The Prologue sets up that Pip loves unicorns but she never really encounters them. Pip is an authority on magical creatures because she has read (and carries with her) Jeffrey Higgleston’s Guide to Magical Creatures. She has actually been annotating it as she learns more stuff than is in the guide. (The guide is good it’s just incomplete). Then on field day, a classmate brings in four of her show unicorns. Pip talks to them and discovers that they are incredibly vain and show-offy. One of them demands that she ride her so that she can show off as much as the other unicorns. So Pip does (against her better judgment) and all chaos reigns. Pip is then sent to live with her Aunt for the summer.

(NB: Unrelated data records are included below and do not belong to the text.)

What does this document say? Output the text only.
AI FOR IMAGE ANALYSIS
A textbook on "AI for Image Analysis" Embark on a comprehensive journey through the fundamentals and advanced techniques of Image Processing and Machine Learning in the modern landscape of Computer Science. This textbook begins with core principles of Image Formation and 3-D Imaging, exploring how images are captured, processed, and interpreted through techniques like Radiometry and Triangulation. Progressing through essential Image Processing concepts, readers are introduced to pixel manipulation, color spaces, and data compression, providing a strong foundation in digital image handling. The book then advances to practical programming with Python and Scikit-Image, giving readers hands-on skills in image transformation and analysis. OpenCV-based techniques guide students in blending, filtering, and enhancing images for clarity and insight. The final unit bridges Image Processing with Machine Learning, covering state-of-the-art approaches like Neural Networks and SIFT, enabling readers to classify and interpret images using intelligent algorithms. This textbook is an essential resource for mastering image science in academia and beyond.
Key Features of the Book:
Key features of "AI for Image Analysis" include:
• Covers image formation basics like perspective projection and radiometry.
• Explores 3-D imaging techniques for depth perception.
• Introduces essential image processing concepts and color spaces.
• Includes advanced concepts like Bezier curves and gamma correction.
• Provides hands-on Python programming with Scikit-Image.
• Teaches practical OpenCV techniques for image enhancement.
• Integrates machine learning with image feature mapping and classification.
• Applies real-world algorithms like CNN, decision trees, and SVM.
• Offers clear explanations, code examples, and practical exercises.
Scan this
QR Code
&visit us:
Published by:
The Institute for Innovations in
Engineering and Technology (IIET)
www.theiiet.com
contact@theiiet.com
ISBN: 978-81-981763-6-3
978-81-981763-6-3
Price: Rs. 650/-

As mentioned, Aunt Emma is a vet for magical creatures, and Pip is pretty excited to see them all. Emma’s daughter Callie is less than thrilled. She works in the vet’s office for long thankless hours. And she is crabby when Pip sees her. Within a few minutes, a couple of exciting things happy, though.

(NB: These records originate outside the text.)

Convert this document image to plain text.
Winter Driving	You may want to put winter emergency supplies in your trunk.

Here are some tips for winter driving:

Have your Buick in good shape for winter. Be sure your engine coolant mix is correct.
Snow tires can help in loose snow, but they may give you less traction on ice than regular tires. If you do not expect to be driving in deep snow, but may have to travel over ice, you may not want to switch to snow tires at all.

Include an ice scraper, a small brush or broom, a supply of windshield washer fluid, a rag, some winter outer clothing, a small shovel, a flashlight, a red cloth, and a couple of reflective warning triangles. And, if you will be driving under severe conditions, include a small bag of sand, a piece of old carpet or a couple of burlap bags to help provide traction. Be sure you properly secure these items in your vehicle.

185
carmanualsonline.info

First, Pip learns that there is a unicorn which Emma must tend to. She can’t wait to go with Emma to see the unicorn, even though she now thinks less of them than she did. This unicorn, however, is not vain or a show off. Rather, he is terrified of everything (and his owner is super mad about how lame the unicorn is). Pip tries to talk to the unicorn (without the adults hearing) and learns that basically everything that moves is scary to him.
The second thing that happens is that the stable catches on fire. After what happened to Pip the last time she was near unicorns, she is sure everyone will blame her. But it turns out that Emma has already identified the cause–fuzzles. The guide says nothing about fuzzles except one word: pest. So that means it is up to Pip and Emma to figure out what to do about them.
fuzzles are tiny fuzz balls with no feet. It’s not even clear how they eat. They just make a humming sound. The girls quickly learn that fuzzles catch fire when they are frightened or excited in any way. Normally fuzzles don’t live in the area, but suddenly there are more and more of them–and people are getting angry and frightened.
Pip also has some help from Tomas, a kid in the neighborhood who is allergic to everything. He is an amusingly pathetic character. He starts off being afraid to do anything (and it seems like his allergies are faux, but they are not). But he soon proves to be brave despite his allergies (and his vast knowledge of things that can hurt you). When he encounters a unicorn, his allergic reaction is hilarious.
Emma, Pip and Tomas try to figure out how to contain the fuzzles. But soon enough, Mrs Dreadbatch is threatening Emma and her practice because her agency S.M.A.C.K.E.D. (Supernatural Magical Animal Care, Keeping and Education Department) will call the exterminators on the fuzzles. And worse yet, Emma will have to pay for them.
But once Pip learns that these fuzzles are not only living and thoughtful, they are actually really frightened, she can’t let the extermination happen.
Can she convince anyone that she can talk to these creatures?
I had a hard time believing that no one would believe that she could talk to magical creatures. I understand that adults never believe kids about things, but I would think she could prove it pretty easily. But once you accept that no one believes her, the story is fun and whimsical with lots of cool magical creatures. I really enjoyed the ones that she made up for the story and how they inserted pictures from Higgle’s guide with Pip’s notes added to it.
I didn’t love the drawing style (also done by Stiefvater)–mostly the eyes were really weird and unsettling. But there’s very few pictures in the book so I coped pretty easily.
This is the first book in a series and I’ll definitely look for future ones.